Shapes should be 435 x 4:  (435, 4) (435, 4) (435, 4) (435, 4)


## Benchmark 1: Predict Using Avg Last Two Months

In [45]:
# Get the average sales from Aug-Sept 2018
temp = pd.merge(aug2018, sept2018, on='ARTICLE_ID').drop(['month_y','year_y'], axis=1)
temp['AugSept2018Avg'] = (temp['UNITS_x'] + temp['UNITS_y'])/2
avg_last_two_months = temp.drop(['UNITS_x','month_x','year_x','UNITS_y'], axis=1)
avg_last_two_months

Unnamed: 0,ARTICLE_ID,AugSept2018Avg
0,106242,558.0
1,106259,683.5
2,106310,779.0
3,106497,1739.0
4,106650,709.5
...,...,...
430,98031,365.5
431,98048,827.5
432,98065,2638.5
433,98099,2876.0


In [76]:
# merge predictions and actuals
temp = pd.merge(avg_last_two_months, oct2018, on='ARTICLE_ID').rename(columns={'AugSept2018Avg':'Prediction','UNITS':'Actual'}).drop(['month','year'], axis=1)
temp['AbsDiff'] = abs(temp['Actual']-temp['Prediction'])

# get WMAPE
result_last_two_months = b.get_wmape(temp, actuals='Actual', predictions='Prediction')
print("WMAPE using last two months: ", result_last_two_months)

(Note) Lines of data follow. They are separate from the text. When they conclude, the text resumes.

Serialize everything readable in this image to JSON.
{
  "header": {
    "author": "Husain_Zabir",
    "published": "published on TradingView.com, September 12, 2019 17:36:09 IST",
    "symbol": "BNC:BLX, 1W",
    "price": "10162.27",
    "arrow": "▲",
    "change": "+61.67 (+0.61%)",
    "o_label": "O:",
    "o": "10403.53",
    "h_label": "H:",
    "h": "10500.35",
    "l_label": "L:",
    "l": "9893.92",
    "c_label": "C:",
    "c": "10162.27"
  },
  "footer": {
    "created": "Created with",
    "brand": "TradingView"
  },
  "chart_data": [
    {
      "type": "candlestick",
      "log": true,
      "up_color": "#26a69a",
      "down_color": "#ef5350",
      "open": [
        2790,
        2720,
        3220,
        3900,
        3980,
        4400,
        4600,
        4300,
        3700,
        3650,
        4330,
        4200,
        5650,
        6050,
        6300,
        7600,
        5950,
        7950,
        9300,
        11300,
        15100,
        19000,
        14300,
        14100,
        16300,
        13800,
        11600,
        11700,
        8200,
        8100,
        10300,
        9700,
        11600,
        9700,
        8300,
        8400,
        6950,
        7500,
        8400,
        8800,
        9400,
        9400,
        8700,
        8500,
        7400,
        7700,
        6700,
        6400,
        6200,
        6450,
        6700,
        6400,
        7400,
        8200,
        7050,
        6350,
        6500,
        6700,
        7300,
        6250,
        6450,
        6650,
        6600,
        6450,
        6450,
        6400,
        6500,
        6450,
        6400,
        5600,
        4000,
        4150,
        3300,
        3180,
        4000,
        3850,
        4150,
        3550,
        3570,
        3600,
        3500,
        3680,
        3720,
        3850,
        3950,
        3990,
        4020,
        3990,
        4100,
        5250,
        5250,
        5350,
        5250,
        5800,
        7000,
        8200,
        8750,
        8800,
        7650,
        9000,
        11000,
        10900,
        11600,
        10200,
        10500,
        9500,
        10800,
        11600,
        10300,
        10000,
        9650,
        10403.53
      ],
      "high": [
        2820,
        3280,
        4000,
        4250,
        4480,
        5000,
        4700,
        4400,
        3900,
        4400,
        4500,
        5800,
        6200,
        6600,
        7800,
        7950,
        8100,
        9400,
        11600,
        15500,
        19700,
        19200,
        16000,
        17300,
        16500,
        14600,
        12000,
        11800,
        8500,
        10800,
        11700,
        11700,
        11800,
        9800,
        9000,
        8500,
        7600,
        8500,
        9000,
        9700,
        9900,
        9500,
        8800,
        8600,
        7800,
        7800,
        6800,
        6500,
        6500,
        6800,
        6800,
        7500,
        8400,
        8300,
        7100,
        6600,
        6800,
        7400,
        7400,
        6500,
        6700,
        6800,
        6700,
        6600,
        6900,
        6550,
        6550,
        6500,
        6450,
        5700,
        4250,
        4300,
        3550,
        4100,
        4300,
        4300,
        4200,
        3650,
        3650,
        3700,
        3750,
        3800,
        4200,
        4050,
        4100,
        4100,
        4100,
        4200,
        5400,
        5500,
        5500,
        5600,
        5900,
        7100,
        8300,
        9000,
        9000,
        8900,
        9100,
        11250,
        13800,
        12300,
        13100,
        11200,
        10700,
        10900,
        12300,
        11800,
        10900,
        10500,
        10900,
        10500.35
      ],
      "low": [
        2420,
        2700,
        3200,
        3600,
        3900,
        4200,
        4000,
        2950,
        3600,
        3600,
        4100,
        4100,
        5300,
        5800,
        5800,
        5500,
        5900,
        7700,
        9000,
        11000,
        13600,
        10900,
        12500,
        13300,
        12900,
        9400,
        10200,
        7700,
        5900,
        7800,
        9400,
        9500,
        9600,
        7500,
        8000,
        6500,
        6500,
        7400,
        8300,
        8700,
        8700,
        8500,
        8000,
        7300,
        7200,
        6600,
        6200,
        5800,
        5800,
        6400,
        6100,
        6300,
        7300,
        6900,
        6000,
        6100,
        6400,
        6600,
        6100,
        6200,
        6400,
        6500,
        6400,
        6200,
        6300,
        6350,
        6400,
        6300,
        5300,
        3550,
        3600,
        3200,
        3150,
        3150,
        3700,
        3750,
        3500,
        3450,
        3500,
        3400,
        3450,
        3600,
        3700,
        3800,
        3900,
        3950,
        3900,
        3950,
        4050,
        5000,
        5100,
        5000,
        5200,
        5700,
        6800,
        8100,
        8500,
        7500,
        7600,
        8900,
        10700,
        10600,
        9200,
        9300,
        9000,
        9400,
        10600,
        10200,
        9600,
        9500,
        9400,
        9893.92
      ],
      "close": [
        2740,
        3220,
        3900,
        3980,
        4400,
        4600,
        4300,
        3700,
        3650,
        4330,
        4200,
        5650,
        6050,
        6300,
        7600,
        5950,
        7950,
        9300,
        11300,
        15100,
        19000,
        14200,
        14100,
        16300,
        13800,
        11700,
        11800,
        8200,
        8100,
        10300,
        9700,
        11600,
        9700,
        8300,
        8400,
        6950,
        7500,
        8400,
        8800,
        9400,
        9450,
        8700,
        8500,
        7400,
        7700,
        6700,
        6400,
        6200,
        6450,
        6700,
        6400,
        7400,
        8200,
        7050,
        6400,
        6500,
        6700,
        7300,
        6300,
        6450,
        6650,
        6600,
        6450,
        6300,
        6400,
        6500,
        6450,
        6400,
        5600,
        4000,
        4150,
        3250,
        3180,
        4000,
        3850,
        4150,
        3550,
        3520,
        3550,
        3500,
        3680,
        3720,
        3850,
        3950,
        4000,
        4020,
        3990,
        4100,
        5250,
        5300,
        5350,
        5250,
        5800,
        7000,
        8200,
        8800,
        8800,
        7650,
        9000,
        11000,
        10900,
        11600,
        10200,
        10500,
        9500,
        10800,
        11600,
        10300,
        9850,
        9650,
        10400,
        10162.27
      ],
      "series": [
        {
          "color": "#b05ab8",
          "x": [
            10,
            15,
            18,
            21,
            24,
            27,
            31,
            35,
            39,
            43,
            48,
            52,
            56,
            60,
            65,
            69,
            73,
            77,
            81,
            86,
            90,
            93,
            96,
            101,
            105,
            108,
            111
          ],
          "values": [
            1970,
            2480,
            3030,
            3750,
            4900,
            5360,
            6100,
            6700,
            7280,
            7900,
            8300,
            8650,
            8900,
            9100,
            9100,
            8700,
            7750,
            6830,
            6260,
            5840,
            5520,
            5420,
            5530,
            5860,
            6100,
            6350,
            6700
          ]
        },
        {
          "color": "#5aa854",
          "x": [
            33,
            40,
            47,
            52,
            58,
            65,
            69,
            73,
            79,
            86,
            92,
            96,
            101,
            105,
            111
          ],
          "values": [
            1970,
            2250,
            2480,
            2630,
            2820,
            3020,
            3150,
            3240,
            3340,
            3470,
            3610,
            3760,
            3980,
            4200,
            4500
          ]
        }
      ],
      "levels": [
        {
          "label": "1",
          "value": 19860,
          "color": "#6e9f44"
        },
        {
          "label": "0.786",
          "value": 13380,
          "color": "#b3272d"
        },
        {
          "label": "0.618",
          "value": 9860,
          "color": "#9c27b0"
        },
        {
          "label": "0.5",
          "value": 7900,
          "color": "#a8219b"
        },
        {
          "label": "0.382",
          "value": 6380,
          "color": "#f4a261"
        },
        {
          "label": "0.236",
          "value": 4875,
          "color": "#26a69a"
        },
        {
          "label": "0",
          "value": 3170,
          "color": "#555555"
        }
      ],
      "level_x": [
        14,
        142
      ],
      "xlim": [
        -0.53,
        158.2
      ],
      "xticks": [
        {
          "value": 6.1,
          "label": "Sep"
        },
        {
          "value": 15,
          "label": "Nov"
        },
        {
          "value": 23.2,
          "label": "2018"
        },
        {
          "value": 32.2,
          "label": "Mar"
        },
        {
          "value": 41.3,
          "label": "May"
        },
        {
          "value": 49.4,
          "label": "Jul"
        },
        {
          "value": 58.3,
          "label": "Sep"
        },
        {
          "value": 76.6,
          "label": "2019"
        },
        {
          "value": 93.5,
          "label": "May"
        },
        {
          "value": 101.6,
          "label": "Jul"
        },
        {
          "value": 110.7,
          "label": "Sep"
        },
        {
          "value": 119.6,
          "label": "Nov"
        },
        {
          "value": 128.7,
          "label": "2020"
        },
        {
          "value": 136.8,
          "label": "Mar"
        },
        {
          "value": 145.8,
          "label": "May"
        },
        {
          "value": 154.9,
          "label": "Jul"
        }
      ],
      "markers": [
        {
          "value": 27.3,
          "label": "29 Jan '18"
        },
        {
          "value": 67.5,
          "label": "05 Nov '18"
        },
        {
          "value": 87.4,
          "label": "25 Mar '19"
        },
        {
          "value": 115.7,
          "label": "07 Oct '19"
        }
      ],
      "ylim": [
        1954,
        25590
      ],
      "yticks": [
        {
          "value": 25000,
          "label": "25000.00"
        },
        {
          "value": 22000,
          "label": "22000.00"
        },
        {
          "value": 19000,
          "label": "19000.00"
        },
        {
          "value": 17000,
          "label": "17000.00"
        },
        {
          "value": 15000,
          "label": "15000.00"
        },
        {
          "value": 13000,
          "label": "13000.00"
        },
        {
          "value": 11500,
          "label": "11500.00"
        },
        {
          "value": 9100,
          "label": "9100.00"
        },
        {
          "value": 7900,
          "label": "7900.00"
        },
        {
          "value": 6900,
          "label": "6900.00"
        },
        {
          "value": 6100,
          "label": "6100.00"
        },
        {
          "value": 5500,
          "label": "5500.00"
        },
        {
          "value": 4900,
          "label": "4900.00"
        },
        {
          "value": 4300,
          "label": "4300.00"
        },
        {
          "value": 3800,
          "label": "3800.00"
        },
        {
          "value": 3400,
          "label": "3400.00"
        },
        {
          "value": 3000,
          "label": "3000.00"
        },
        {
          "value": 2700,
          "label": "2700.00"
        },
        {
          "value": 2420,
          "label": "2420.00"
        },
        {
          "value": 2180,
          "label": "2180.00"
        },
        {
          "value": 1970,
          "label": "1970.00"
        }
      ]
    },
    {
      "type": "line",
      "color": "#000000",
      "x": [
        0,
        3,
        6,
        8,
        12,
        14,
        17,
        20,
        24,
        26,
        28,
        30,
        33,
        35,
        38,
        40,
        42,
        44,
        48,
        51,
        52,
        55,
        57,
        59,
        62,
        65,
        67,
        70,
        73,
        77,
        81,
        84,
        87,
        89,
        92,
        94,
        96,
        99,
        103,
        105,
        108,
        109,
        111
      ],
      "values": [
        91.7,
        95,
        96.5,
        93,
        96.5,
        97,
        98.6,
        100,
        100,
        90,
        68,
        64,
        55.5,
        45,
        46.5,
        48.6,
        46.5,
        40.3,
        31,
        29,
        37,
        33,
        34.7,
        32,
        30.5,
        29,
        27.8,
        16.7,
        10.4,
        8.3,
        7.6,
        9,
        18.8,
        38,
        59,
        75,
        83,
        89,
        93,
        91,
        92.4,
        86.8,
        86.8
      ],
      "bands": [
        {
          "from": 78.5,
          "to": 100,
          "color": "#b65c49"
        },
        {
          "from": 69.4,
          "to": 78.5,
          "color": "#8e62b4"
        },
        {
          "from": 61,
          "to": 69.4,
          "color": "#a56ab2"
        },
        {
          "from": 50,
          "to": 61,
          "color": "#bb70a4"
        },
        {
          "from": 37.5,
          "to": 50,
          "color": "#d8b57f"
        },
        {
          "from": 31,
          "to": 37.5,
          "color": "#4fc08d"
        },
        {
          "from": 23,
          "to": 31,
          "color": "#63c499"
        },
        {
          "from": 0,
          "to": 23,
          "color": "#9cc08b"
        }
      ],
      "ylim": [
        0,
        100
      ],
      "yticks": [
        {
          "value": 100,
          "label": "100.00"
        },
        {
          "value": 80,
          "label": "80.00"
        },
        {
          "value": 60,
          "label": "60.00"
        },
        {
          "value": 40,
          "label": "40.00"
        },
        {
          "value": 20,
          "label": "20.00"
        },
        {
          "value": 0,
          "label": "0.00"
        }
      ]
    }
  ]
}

WMAPE using last two months:  0.1187478107079956


## Benchmark 2: Predict Using Avg Last Three Months

In [73]:
# Get the average sales from Aug-Sept 2018
temp = pd.merge(july2018, aug2018, on='ARTICLE_ID').drop(['month_y','year_y'], axis=1).merge(sept2018, on='ARTICLE_ID').drop(['month_x','year_x'], axis=1)
temp['JulyAugSept2018Avg'] = round(((temp['UNITS_x'] + temp['UNITS_y'] + temp['UNITS'])/3), 0)
avg_last_three_months = temp.drop(['UNITS_x','UNITS_y','UNITS','month','year'], axis=1)

# Check top 5 rows
avg_last_three_months.head()

Unnamed: 0,ARTICLE_ID,UNITS_x,UNITS_y,UNITS,month,year,JulyAugSept2018Avg
0,106242,431.0,552.0,564.0,9,2018,516.0
1,106259,709.0,722.0,645.0,9,2018,692.0
2,106310,1059.0,1024.0,534.0,9,2018,872.0
3,106497,1457.0,1713.0,1765.0,9,2018,1645.0
4,106650,555.0,676.0,743.0,9,2018,658.0
...,...,...,...,...,...,...,...
430,98031,408.0,410.0,321.0,9,2018,380.0
431,98048,979.0,922.0,733.0,9,2018,878.0
432,98065,2457.0,2799.0,2478.0,9,2018,2578.0
433,98099,2986.0,2823.0,2929.0,9,2018,2913.0


In [78]:
# Merge predictions and actuals
temp = pd.merge(avg_last_three_months, oct2018, on='ARTICLE_ID').rename(columns={'JulyAugSept2018Avg':'Prediction','UNITS':'Actual'}).drop(['month','year'], axis=1)
temp['AbsDiff'] = abs(temp['Actual']-temp['Prediction'])

# get WMAPE
result_last_three_months = b.get_wmape(temp, actuals='Actual', predictions='Prediction')
print("WMAPE using last three months: ", result_last_three_months)

WMAPE using last three months:  0.13184375742522114


Since the WMAPE score using the average of the last two months of sales against October 2018 is lower than using the average last three months of sales, we will use the former as our model benchmark.